In a court filing on Nov. 27, Waymo alleged that Uber “intentionally withheld the Jacobs Letter and related materials to prevent Waymo from discovering material evidence in this case.” Waymo also asked to take a new deposition of Uber founder and former CEO Travis Kalanick, and of Angela Padilla, Uber’s deputy general counsel and recipient of the Jacobs letter.

According to tweets from James McPherson, a lawyer and autonomous driving analyst attending the pretrial hearing, Jacobs was terminated by Uber in the spring of 2017. His attorney then sent a letter to Uber making the allegations about the Market Analytics unit. Jacobs eventually settled out of court with Uber for $4.5 million, and is now cooperating with the company. That put him in the awkward position of disputing his own letter.

A Waymo attorney asked Jacobs under oath: “Your lawyer sent letter that you approved alleging that Market Analytics exists solely to acquire code and trade secrets from competitors, yes?” according to McPherson. Jacobs reportedly responded: “I disagree with this now. I have no firsthand knowledge. No knowledge at all.”

Jacobs also described Uber’s deliberate efforts to “prevent sensitive info from legal discovery.” “There was legal training around the use of attorney client privilege markings on written materials, and the implementation of encrypted and ephemeral communications, intended to both protect and destroy communications that might be considered sensitive,” he said, according to the Financial Times. Employees were told to use phone or video calls for sensitive conversations, and use the messaging app Wickr, which has encrypted, self-destructing messages.

Alsup has asked Uber to provide a “complete list” of employees who had a Wickr account or used other self-deleting messaging apps. “Any company that would set up such a surreptitious system is as suspicious as can be, when the whole point to avoid leaving a paper trail,” he said, drawing air quotes with his fingers around the word “paper.”

The letter also reportedly claimed the company “had a sophisticated strategy to conceal, cover up or destroy documents with intent to impede government investigations.” In its Nov. 27 filing, Waymo said the Jacobs letter “indicates there may be a very good reason why the ‘14,000 files’ in question”—the ones former Uber engineer Anthony Levandowski is accused of stealing—”were supposedly not found on Uber servers.”

“It turns out the server was for dummies and the real stuff goes on on the shadow system,” Alsup said.

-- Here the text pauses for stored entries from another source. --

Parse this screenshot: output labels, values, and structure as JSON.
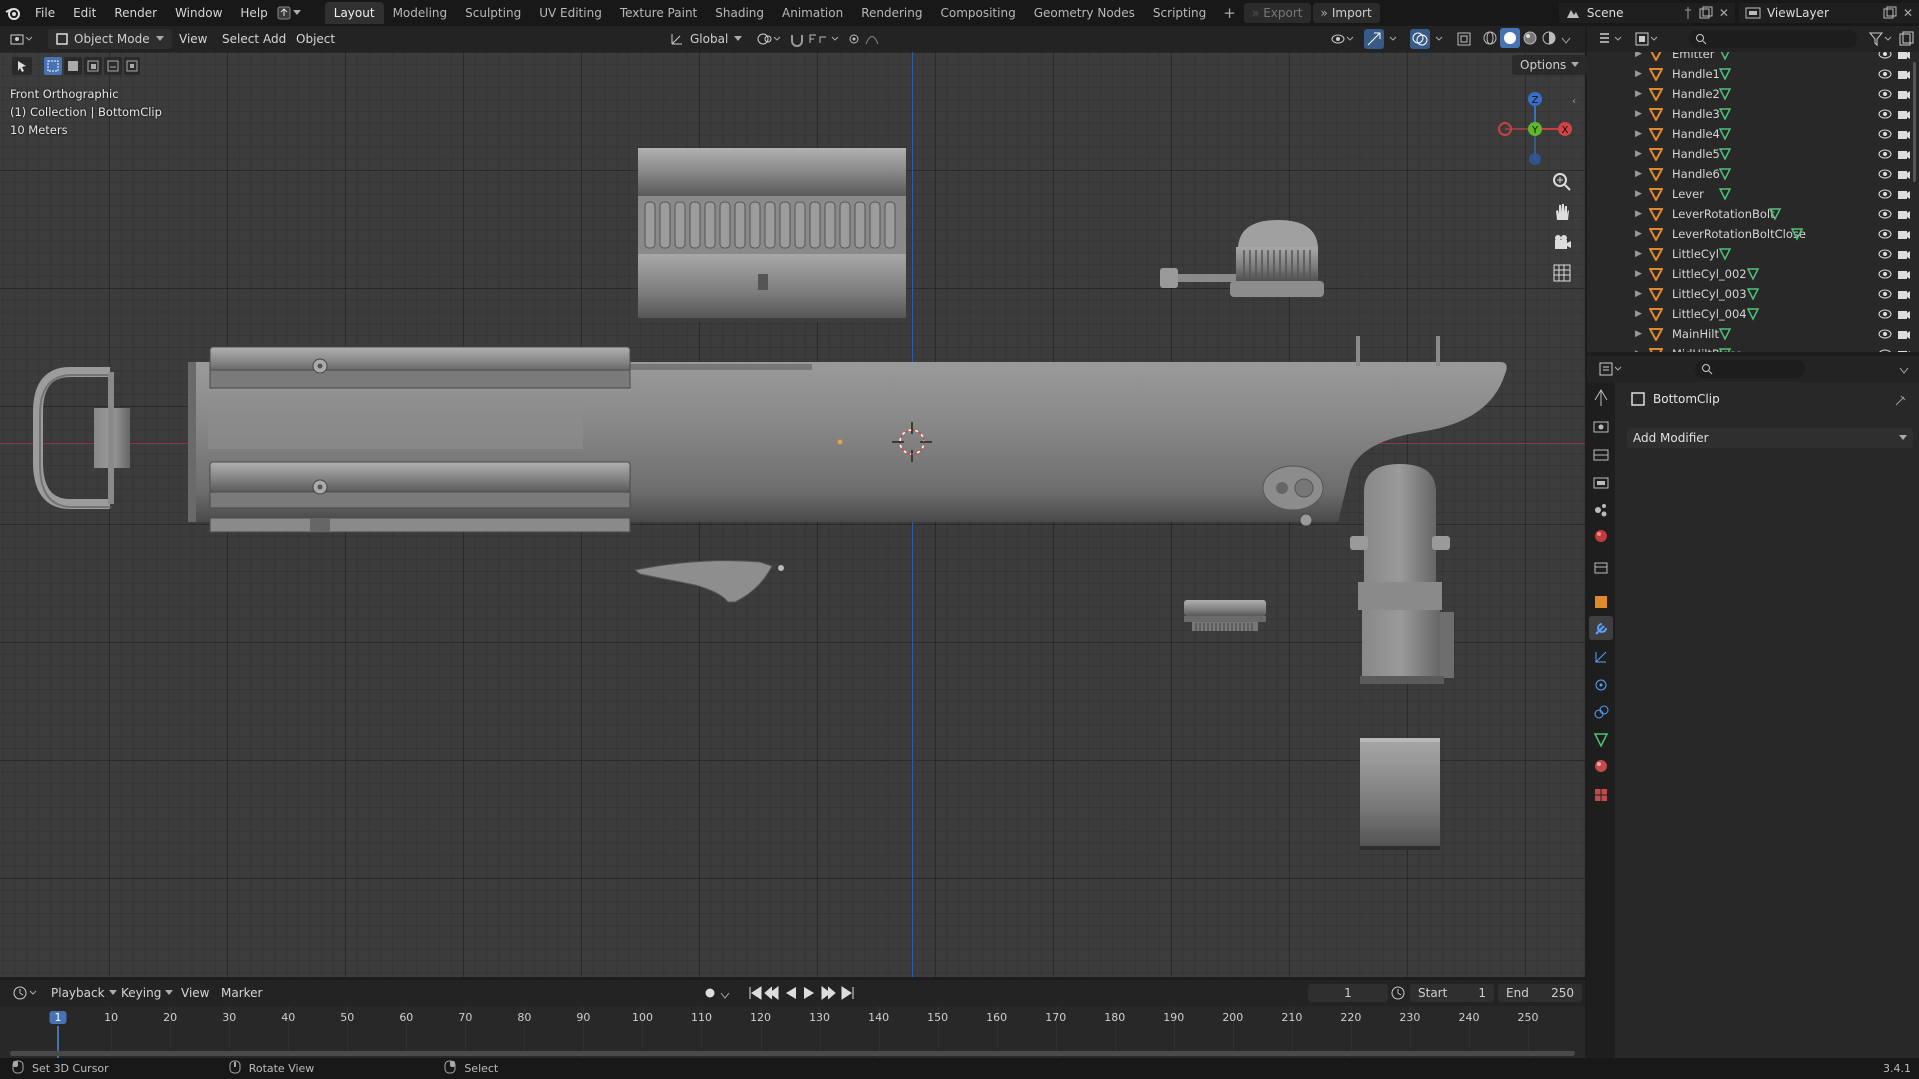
{
  "menu": {
    "items": [
      "File",
      "Edit",
      "Render",
      "Window",
      "Help"
    ],
    "workspaces": [
      "Layout",
      "Modeling",
      "Sculpting",
      "UV Editing",
      "Texture Paint",
      "Shading",
      "Animation",
      "Rendering",
      "Compositing",
      "Geometry Nodes",
      "Scripting"
    ],
    "active_workspace": "Layout",
    "export_label": "Export",
    "import_label": "Import",
    "scene": "Scene",
    "view_layer": "ViewLayer"
  },
  "viewport": {
    "mode": "Object Mode",
    "menus": [
      "View",
      "Select",
      "Add",
      "Object"
    ],
    "transform_orientation": "Global",
    "options_label": "Options",
    "view_name": "Front Orthographic",
    "collection_info": "(1) Collection | BottomClip",
    "scale_info": "10 Meters",
    "gizmo_axes": [
      "Z",
      "Y",
      "X"
    ]
  },
  "outliner": {
    "rows": [
      "Emitter",
      "Handle1",
      "Handle2",
      "Handle3",
      "Handle4",
      "Handle5",
      "Handle6",
      "Lever",
      "LeverRotationBolt",
      "LeverRotationBoltClose",
      "LittleCyl",
      "LittleCyl_002",
      "LittleCyl_003",
      "LittleCyl_004",
      "MainHilt",
      "MidHiltPiece"
    ]
  },
  "properties": {
    "object_name": "BottomClip",
    "add_modifier_label": "Add Modifier"
  },
  "timeline": {
    "menus": [
      "Playback",
      "Keying",
      "View",
      "Marker"
    ],
    "current_frame": "1",
    "start_label": "Start",
    "start": "1",
    "end_label": "End",
    "end": "250",
    "ticks": [
      "1",
      "10",
      "20",
      "30",
      "40",
      "50",
      "60",
      "70",
      "80",
      "90",
      "100",
      "110",
      "120",
      "130",
      "140",
      "150",
      "160",
      "170",
      "180",
      "190",
      "200",
      "210",
      "220",
      "230",
      "240",
      "250"
    ]
  },
  "status": {
    "items": [
      "Set 3D Cursor",
      "Rotate View",
      "Select"
    ],
    "version": "3.4.1"
  }
}
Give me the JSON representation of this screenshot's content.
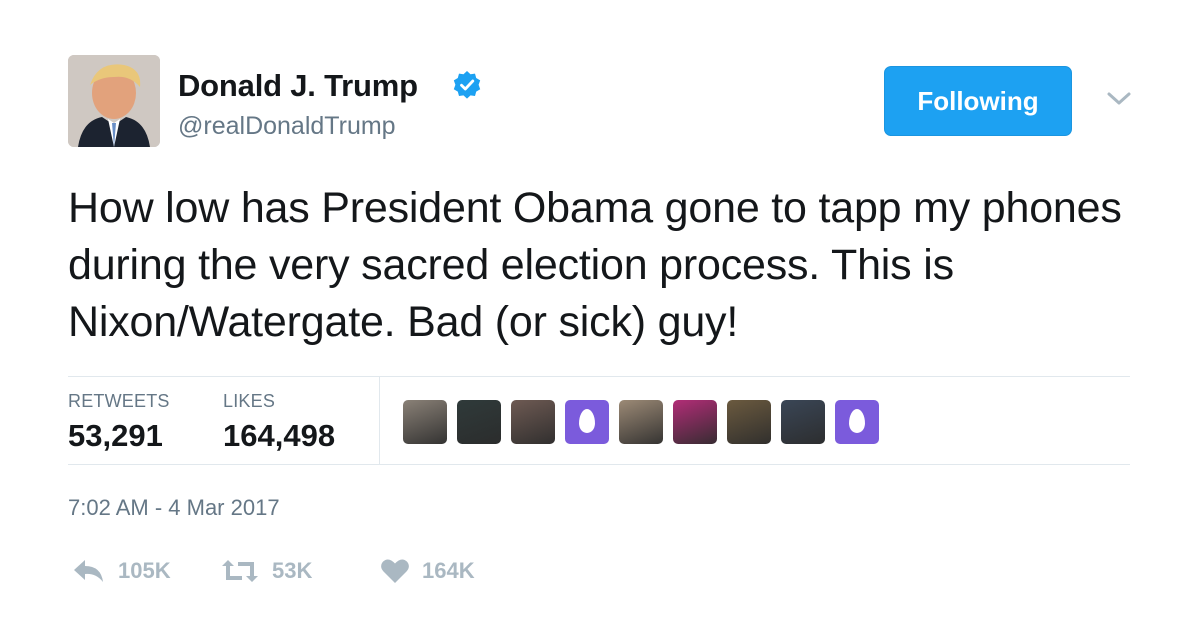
{
  "author": {
    "name": "Donald J. Trump",
    "handle": "@realDonaldTrump",
    "verified": true,
    "avatar_icon": "profile-photo"
  },
  "follow_button": {
    "label": "Following"
  },
  "menu": {
    "icon": "chevron-down-icon"
  },
  "tweet": {
    "text": "How low has President Obama gone to tapp my phones during the very sacred election process. This is Nixon/Watergate. Bad (or sick) guy!"
  },
  "stats": {
    "retweets_label": "RETWEETS",
    "retweets_value": "53,291",
    "likes_label": "LIKES",
    "likes_value": "164,498"
  },
  "likers": [
    {
      "kind": "photo",
      "color": "#8a8177"
    },
    {
      "kind": "photo",
      "color": "#2f3a3a"
    },
    {
      "kind": "photo",
      "color": "#6e5a53"
    },
    {
      "kind": "egg",
      "color": "#7b5bdc"
    },
    {
      "kind": "photo",
      "color": "#9c8a76"
    },
    {
      "kind": "photo",
      "color": "#b22d77"
    },
    {
      "kind": "photo",
      "color": "#6b5a3f"
    },
    {
      "kind": "photo",
      "color": "#3a4656"
    },
    {
      "kind": "egg",
      "color": "#7b5bdc"
    }
  ],
  "timestamp": "7:02 AM - 4 Mar 2017",
  "actions": {
    "reply_count": "105K",
    "retweet_count": "53K",
    "like_count": "164K"
  },
  "colors": {
    "accent": "#1da1f2",
    "text": "#14171a",
    "muted": "#657786",
    "icon_gray": "#aab8c2",
    "verified_blue": "#1da1f2"
  }
}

Uber is facing at least five federal probes in the US, several of them into dubious operational schemes. The company has drawn additional scrutiny from Congress and state attorney generals after last week disclosing that it had paid hackers $100,00o to stay silent about a massive data breach that occurred in October 2016, affecting 57 million riders and drivers.

This post was updated to include additional details of the Nov. 28 hearing.